La clásica duda sobre si conviene aplicar frío o calor ante una lesión sigue generando confusión, incluso entre deportistas experimentados. Según especialistas de la Cleveland Clinic, la elección depende del tipo de dolor —si es agudo o crónico— y del momento del proceso de recuperación. Una decisión equivocada puede ralentizar la mejoría o incluso empeorar la molestia.

El frío es el recurso indicado frente a lesiones recientes o inflamaciones súbitas.

Su efecto vasoconstrictor ayuda a reducir el flujo sanguíneo, limitar la hinchazón y aliviar el dolor. “El hielo es la mejor opción para frenar la inflamación y la molestia en las primeras etapas”, explica la doctora Anne Rex, especialista en medicina deportiva de la institución. Se recomienda en casos de esguinces, golpes, torceduras, brotes de tendinitis tras sobrecarga (como por ejemplo en la tibia, algo muy común especialmente en corredores principiantes), ataques de gota, fiebre o incluso cefaleas. En este último caso, el neurólogo Emad Estemalik sugiere aplicar frío en frente y sienes para disminuir la intensidad del dolor.

Para usarlo correctamente, los expertos aconsejan envolver el hielo en un paño, en una bolsa de nylon o utilizar packs de geles frios (que podes conseguir en farmacias y casas de ortopedias) durante intervalos de 15 a 20 minutos, evitando el contacto directo con la piel.
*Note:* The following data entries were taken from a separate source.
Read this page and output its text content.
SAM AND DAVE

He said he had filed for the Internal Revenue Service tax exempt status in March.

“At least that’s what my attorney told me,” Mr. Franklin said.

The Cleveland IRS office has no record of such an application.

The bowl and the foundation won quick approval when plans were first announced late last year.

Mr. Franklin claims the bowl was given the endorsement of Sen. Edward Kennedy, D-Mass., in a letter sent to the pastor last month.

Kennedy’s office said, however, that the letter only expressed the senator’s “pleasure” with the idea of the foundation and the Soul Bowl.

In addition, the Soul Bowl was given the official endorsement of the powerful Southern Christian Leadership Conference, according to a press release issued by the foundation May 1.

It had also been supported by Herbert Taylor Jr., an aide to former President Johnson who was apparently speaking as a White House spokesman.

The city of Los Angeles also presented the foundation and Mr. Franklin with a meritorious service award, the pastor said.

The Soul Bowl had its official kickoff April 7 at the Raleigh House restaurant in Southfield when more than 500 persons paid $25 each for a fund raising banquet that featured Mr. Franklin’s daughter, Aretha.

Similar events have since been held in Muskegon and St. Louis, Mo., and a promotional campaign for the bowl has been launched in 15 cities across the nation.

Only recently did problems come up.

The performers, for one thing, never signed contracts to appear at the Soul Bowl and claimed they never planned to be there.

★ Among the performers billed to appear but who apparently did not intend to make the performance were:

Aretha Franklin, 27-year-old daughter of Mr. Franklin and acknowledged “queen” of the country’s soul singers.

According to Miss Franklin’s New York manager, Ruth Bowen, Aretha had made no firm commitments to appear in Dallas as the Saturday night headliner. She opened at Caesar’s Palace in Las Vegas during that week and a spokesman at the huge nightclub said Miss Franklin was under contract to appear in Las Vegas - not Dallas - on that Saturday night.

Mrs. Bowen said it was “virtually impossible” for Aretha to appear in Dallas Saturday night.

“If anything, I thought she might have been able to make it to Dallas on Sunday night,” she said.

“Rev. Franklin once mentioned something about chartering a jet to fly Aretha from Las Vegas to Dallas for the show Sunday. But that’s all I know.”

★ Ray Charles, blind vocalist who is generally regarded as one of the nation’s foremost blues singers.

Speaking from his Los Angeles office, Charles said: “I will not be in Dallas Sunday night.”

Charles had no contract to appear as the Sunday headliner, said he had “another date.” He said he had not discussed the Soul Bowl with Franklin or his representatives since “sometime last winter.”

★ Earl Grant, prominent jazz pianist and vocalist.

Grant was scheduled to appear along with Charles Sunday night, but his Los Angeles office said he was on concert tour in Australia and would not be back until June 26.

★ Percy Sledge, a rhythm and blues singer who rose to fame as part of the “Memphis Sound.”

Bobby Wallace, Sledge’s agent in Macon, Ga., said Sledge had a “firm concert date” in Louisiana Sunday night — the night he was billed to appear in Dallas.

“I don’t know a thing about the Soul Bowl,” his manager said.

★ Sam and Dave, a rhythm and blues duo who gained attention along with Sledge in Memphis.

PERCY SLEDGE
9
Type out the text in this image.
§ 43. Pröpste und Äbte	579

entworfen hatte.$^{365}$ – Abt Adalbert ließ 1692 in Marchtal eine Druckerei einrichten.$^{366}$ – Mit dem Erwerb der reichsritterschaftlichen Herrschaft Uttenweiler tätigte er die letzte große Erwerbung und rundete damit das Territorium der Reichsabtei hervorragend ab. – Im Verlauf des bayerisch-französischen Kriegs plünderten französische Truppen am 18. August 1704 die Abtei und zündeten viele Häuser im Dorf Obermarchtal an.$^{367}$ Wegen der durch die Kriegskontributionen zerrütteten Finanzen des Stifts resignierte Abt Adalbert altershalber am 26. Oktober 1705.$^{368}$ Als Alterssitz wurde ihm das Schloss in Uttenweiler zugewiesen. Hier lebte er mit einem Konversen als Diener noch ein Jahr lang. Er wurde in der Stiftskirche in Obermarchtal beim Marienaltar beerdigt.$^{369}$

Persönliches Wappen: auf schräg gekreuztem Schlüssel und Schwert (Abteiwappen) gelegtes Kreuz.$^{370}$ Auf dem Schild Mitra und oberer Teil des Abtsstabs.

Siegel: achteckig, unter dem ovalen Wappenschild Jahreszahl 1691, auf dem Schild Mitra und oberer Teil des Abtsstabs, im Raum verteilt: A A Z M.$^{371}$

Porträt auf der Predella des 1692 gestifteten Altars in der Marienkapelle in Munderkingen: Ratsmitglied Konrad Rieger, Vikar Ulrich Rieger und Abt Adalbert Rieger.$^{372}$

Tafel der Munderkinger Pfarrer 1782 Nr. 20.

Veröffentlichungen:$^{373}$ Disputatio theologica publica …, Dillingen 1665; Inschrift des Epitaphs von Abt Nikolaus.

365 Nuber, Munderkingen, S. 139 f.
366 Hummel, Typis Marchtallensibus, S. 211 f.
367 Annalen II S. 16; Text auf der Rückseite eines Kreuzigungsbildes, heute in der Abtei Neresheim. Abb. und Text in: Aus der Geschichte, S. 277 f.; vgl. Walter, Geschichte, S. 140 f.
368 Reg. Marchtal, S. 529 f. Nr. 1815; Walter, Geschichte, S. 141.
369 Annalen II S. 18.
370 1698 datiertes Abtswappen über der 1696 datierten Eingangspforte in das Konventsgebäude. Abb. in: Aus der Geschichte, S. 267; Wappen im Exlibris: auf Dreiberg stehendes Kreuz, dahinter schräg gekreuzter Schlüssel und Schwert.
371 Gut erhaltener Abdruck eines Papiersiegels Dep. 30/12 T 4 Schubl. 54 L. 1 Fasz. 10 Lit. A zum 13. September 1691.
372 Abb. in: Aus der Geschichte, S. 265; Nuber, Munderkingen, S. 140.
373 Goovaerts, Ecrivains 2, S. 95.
En zonas pequeñas, puede prepararse un masajeador casero congelando agua en una botellita de plástico (como las de agua mineral).

En resumen: frio en gel o hielo, siempre separando la piel del frio con una bolsa de nylon, por ejemplo, para no “quemar” al piel. 15 a 20 minutos, no más. Por lo menos 3 posturas durante el día, separándolas u nmpinimo de 2 horas entre cada una.
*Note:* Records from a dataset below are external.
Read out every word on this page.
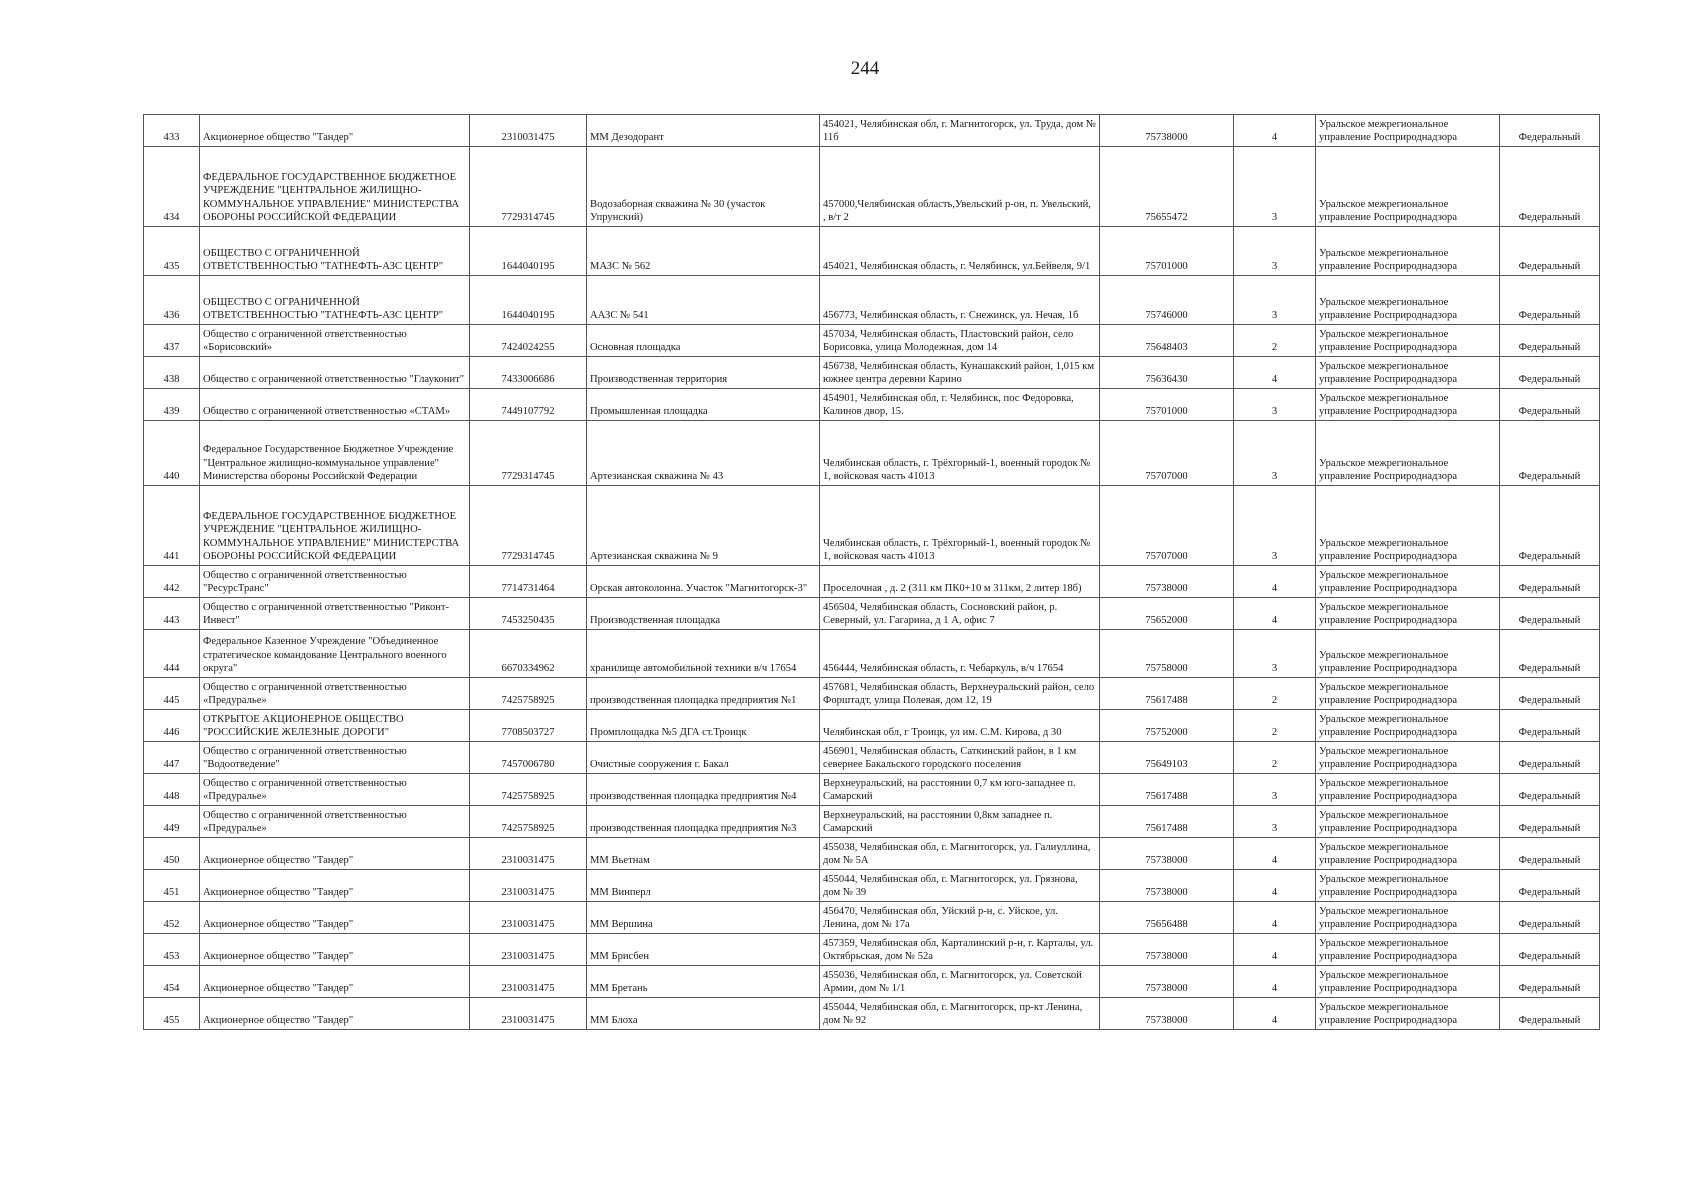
244
433	Акционерное общество "Тандер"	2310031475	ММ Дезодорант	454021, Челябинская обл, г. Магнитогорск, ул. Труда, дом № 11б	75738000	4	Уральское межрегиональное управление Росприроднадзора	Федеральный
434	ФЕДЕРАЛЬНОЕ ГОСУДАРСТВЕННОЕ БЮДЖЕТНОЕ УЧРЕЖДЕНИЕ "ЦЕНТРАЛЬНОЕ ЖИЛИЩНО-КОММУНАЛЬНОЕ УПРАВЛЕНИЕ" МИНИСТЕРСТВА ОБОРОНЫ РОССИЙСКОЙ ФЕДЕРАЦИИ	7729314745	Водозаборная скважина № 30 (участок Упрунский)	457000,Челябинская область,Увельский р-он, п. Увельский, , в/т 2	75655472	3	Уральское межрегиональное управление Росприроднадзора	Федеральный
435	ОБЩЕСТВО С ОГРАНИЧЕННОЙ ОТВЕТСТВЕННОСТЬЮ "ТАТНЕФТЬ-АЗС ЦЕНТР"	1644040195	МАЗС № 562	454021, Челябинская область, г. Челябинск, ул.Бейвеля, 9/1	75701000	3	Уральское межрегиональное управление Росприроднадзора	Федеральный
436	ОБЩЕСТВО С ОГРАНИЧЕННОЙ ОТВЕТСТВЕННОСТЬЮ "ТАТНЕФТЬ-АЗС ЦЕНТР"	1644040195	ААЗС № 541	456773, Челябинская область, г. Снежинск, ул. Нечая, 1б	75746000	3	Уральское межрегиональное управление Росприроднадзора	Федеральный
437	Общество с ограниченной ответственностью «Борисовский»	7424024255	Основная площадка	457034, Челябинская область, Пластовский район, село Борисовка, улица Молодежная, дом 14	75648403	2	Уральское межрегиональное управление Росприроднадзора	Федеральный
438	Общество с ограниченной ответственностью "Глауконит"	7433006686	Производственная территория	456738, Челябинская область, Кунашакский район, 1,015 км южнее центра деревни Карино	75636430	4	Уральское межрегиональное управление Росприроднадзора	Федеральный
439	Общество с ограниченной ответственностью «СТАМ»	7449107792	Промышленная площадка	454901, Челябинская обл, г. Челябинск, пос Федоровка, Калинов двор, 15.	75701000	3	Уральское межрегиональное управление Росприроднадзора	Федеральный
440	Федеральное Государственное Бюджетное Учреждение "Центральное жилищно-коммунальное управление" Министерства обороны Российской Федерации	7729314745	Артезианская скважина № 43	Челябинская область, г. Трёхгорный-1, военный городок № 1, войсковая часть 41013	75707000	3	Уральское межрегиональное управление Росприроднадзора	Федеральный
441	ФЕДЕРАЛЬНОЕ ГОСУДАРСТВЕННОЕ БЮДЖЕТНОЕ УЧРЕЖДЕНИЕ "ЦЕНТРАЛЬНОЕ ЖИЛИЩНО-КОММУНАЛЬНОЕ УПРАВЛЕНИЕ" МИНИСТЕРСТВА ОБОРОНЫ РОССИЙСКОЙ ФЕДЕРАЦИИ	7729314745	Артезианская скважина № 9	Челябинская область, г. Трёхгорный-1, военный городок № 1, войсковая часть 41013	75707000	3	Уральское межрегиональное управление Росприроднадзора	Федеральный
442	Общество с ограниченной ответственностью "РесурсТранс"	7714731464	Орская автоколонна. Участок "Магнитогорск-3"	Проселочная , д. 2 (311 км ПК0+10 м 311км, 2 литер 18б)	75738000	4	Уральское межрегиональное управление Росприроднадзора	Федеральный
443	Общество с ограниченной ответственностью "Риконт-Инвест"	7453250435	Производственная площадка	456504, Челябинская область, Сосновский район, р. Северный, ул. Гагарина, д 1 А, офис 7	75652000	4	Уральское межрегиональное управление Росприроднадзора	Федеральный
444	Федеральное Казенное Учреждение "Объединенное стратегическое командование Центрального военного округа"	6670334962	хранилище автомобильной техники в/ч 17654	456444, Челябинская область, г. Чебаркуль, в/ч 17654	75758000	3	Уральское межрегиональное управление Росприроднадзора	Федеральный
445	Общество с ограниченной ответственностью «Предуралье»	7425758925	производственная площадка предприятия №1	457681, Челябинская область, Верхнеуральский район, село Форштадт, улица Полевая, дом 12, 19	75617488	2	Уральское межрегиональное управление Росприроднадзора	Федеральный
446	ОТКРЫТОЕ АКЦИОНЕРНОЕ ОБЩЕСТВО "РОССИЙСКИЕ ЖЕЛЕЗНЫЕ ДОРОГИ"	7708503727	Промплощадка №5 ДГА ст.Троицк	Челябинская обл, г Троицк, ул им. С.М. Кирова, д 30	75752000	2	Уральское межрегиональное управление Росприроднадзора	Федеральный
447	Общество с ограниченной ответственностью "Водоотведение"	7457006780	Очистные сооружения г. Бакал	456901, Челябинская область, Саткинский район, в 1 км севернее Бакальского городского поселения	75649103	2	Уральское межрегиональное управление Росприроднадзора	Федеральный
448	Общество с ограниченной ответственностью «Предуралье»	7425758925	производственная площадка предприятия №4	Верхнеуральский, на расстоянии 0,7 км юго-западнее п. Самарский	75617488	3	Уральское межрегиональное управление Росприроднадзора	Федеральный
449	Общество с ограниченной ответственностью «Предуралье»	7425758925	производственная площадка предприятия №3	Верхнеуральский, на расстоянии 0,8км западнее п. Самарский	75617488	3	Уральское межрегиональное управление Росприроднадзора	Федеральный
450	Акционерное общество "Тандер"	2310031475	ММ Вьетнам	455038, Челябинская обл, г. Магнитогорск, ул. Галиуллина, дом № 5А	75738000	4	Уральское межрегиональное управление Росприроднадзора	Федеральный
451	Акционерное общество "Тандер"	2310031475	ММ Винперл	455044, Челябинская обл, г. Магнитогорск, ул. Грязнова, дом № 39	75738000	4	Уральское межрегиональное управление Росприроднадзора	Федеральный
452	Акционерное общество "Тандер"	2310031475	ММ Вершина	456470, Челябинская обл, Уйский р-н, с. Уйское, ул. Ленина, дом № 17а	75656488	4	Уральское межрегиональное управление Росприроднадзора	Федеральный
453	Акционерное общество "Тандер"	2310031475	ММ Брисбен	457359, Челябинская обл, Карталинский р-н, г. Карталы, ул. Октябрьская, дом № 52а	75738000	4	Уральское межрегиональное управление Росприроднадзора	Федеральный
454	Акционерное общество "Тандер"	2310031475	ММ Бретань	455036, Челябинская обл, г. Магнитогорск, ул. Советской Армии, дом № 1/1	75738000	4	Уральское межрегиональное управление Росприроднадзора	Федеральный
455	Акционерное общество "Тандер"	2310031475	ММ Блоха	455044, Челябинская обл, г. Магнитогорск, пр-кт Ленина, дом № 92	75738000	4	Уральское межрегиональное управление Росприроднадзора	Федеральный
El calor para sobrecargas, contracturas o dolores crónicos

Cuando el problema es crónico o ya lleva varios días o semanas, la estrategia cambia: el calor mejora la circulación, relaja los músculos y alivia la rigidez. Es ideal para casos de artritis, tendinosis (tendinitis que se hacen crónicas), contracturas, sobrecargas, cefaleas tensionales e incluso cólicos menstruales. La doctora Linda Mileti indica que los pacientes con osteoartritis suelen obtener alivio con calor húmedo. En tanto, el doctor Estemalik recomienda aplicar calor suave en cuello y hombros para liberar la tensión muscular. La ginecóloga Marissa Levine señala que el calor en la zona abdominal o lumbar puede disminuir los dolores menstruales.

En resumen: el calor puede aplicarse con almohadillas térmicas, compresas adhesivas, bolsas de agua caliente, paños calientes, duchas o baños calientes, pero no más de 20 minutos por sesión. Si la piel se enrojece o se siente demasiado caliente, se debe interrumpir inmediatamente la aplicación.
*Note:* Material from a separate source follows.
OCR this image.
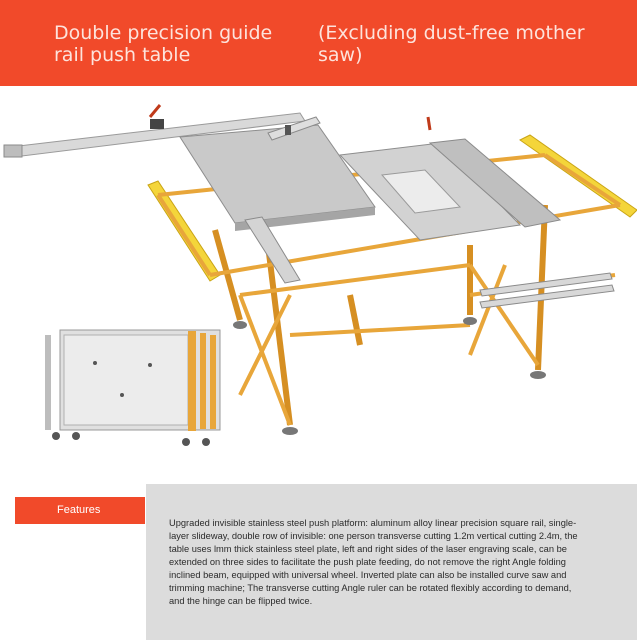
Double precision guide rail push table
(Excluding dust-free mother saw)
Features
Upgraded invisible stainless steel push platform: aluminum alloy linear precision square rail, single-layer slideway, double row of invisible: one person transverse cutting 1.2m vertical cutting 2.4m, the table uses lmm thick stainless steel plate, left and right sides of the laser engraving scale, can be extended on three sides to facilitate the push plate feeding, do not remove the right Angle folding inclined beam, equipped with universal wheel. Inverted plate can also be installed curve saw and trimming machine; The transverse cutting Angle ruler can be rotated flexibly according to demand, and the hinge can be flipped twice.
En algunos cuadros, como distensiones musculares o esguinces, puede ser útil combinar ambas terapias, tratamiento también conocido como “baños de contraste”: frío durante la fase inicial para reducir la inflamación y, una vez controlada, calor para aliviar la rigidez.

Los especialistas subrayan que ni el frío ni el calor deben usarse de forma prolongada ni en zonas con sensibilidad alterada —por ejemplo, en personas con neuropatías o síndrome de Raynaud—. Y si el dolor no mejora o empeora tras aplicar estas medidas, la recomendación es clara: consultar a un profesional médico para identificar la causa y definir el tratamiento adecuado.